Sporobolus wrightii is a species of grass known by the common names big sacaton and giant sacaton. It is native to the western United States and northern and central Mexico.

==Description==
This species is a perennial bunchgrass with thick stems that can reach 2.5 metres tall. The leaves are 20 to 70 centimetres long. The panicle is lance-shaped in outline and up to 60 centimetres long. It contains purplish or greenish spikelets.

==Ecology==
This plant grows in plains and desert grassland, shrubsteppe, and desert shrubland habitat. It may occur in desert wetland habitat types such as desert marshes, seasonal lakes, and floodplains. In this kind of habitat it is an important species for preventing erosion and slowing runoff by trapping sediments. It may be a common to prominent or dominant species.

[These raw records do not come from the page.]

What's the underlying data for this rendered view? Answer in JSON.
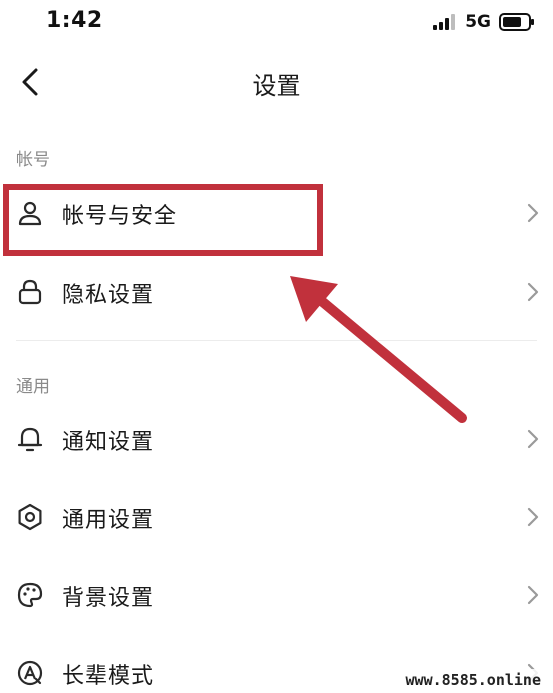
{
  "status_bar": {
    "time": "1:42",
    "network": "5G",
    "icons": [
      "signal-icon",
      "battery-icon"
    ]
  },
  "nav": {
    "title": "设置",
    "back_icon": "chevron-left-icon"
  },
  "sections": [
    {
      "header": "帐号",
      "items": [
        {
          "label": "帐号与安全",
          "icon": "user-icon",
          "highlighted": true
        },
        {
          "label": "隐私设置",
          "icon": "lock-icon"
        }
      ]
    },
    {
      "header": "通用",
      "items": [
        {
          "label": "通知设置",
          "icon": "bell-icon"
        },
        {
          "label": "通用设置",
          "icon": "gear-icon"
        },
        {
          "label": "背景设置",
          "icon": "palette-icon"
        },
        {
          "label": "长辈模式",
          "icon": "elder-mode-icon"
        }
      ]
    }
  ],
  "annotation": {
    "highlight_color": "#c1313c",
    "arrow_color": "#c1313c"
  },
  "watermark": "www.8585.online",
  "colors": {
    "text": "#1a1a1a",
    "section_header": "#8a8a8a",
    "chevron": "#9a9a9a",
    "icon": "#2a2a2a"
  }
}
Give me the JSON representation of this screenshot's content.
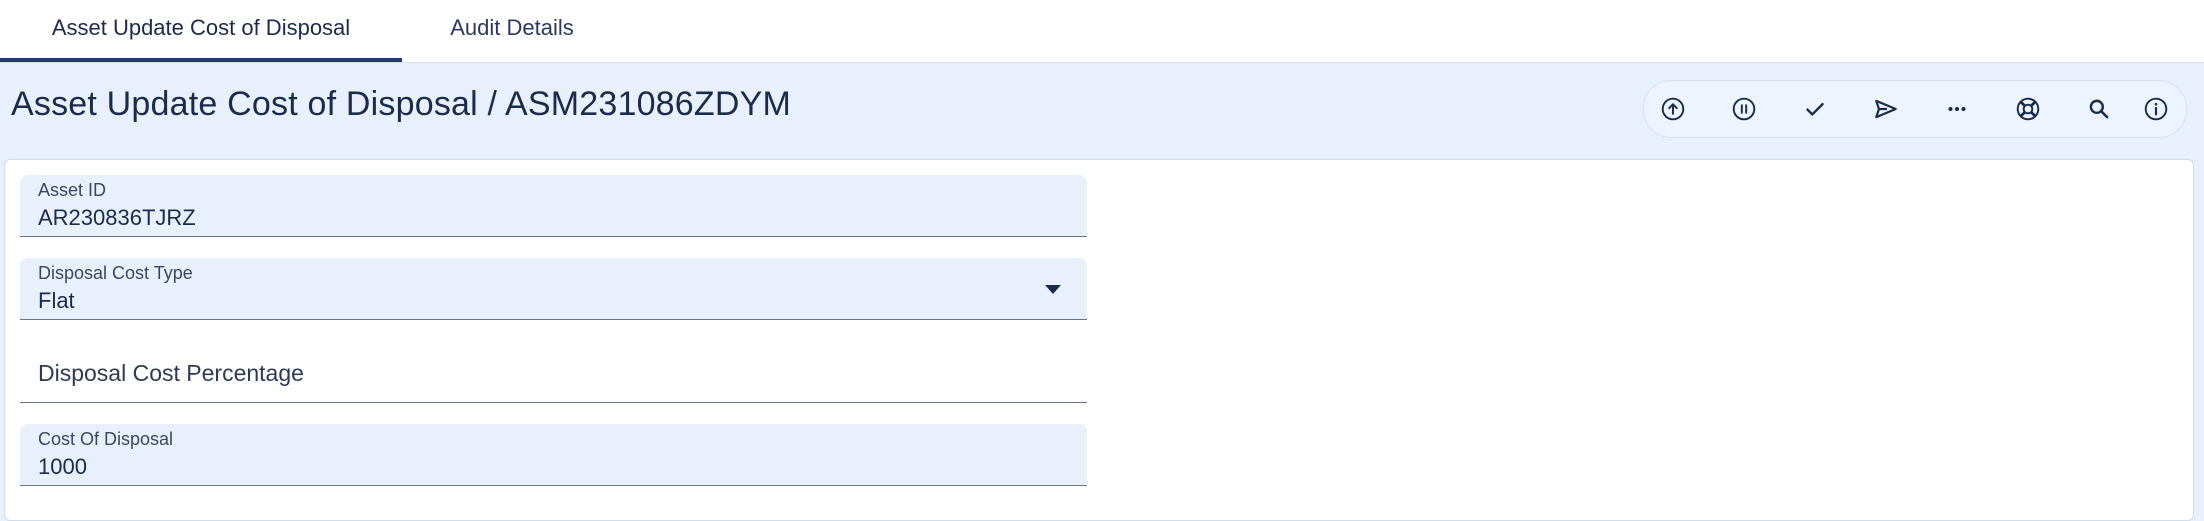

It dominates some grasslands in its native range, alongside other common grasses. This type of grassland has been reduced to a fraction of its pristine range by forces such as overgrazing and the channelization of water.

This grass provides a good forage for livestock, producing large amounts of green matter. It is an important species for grazers on grasslands in parts of Arizona. It is also valuable for wildlife.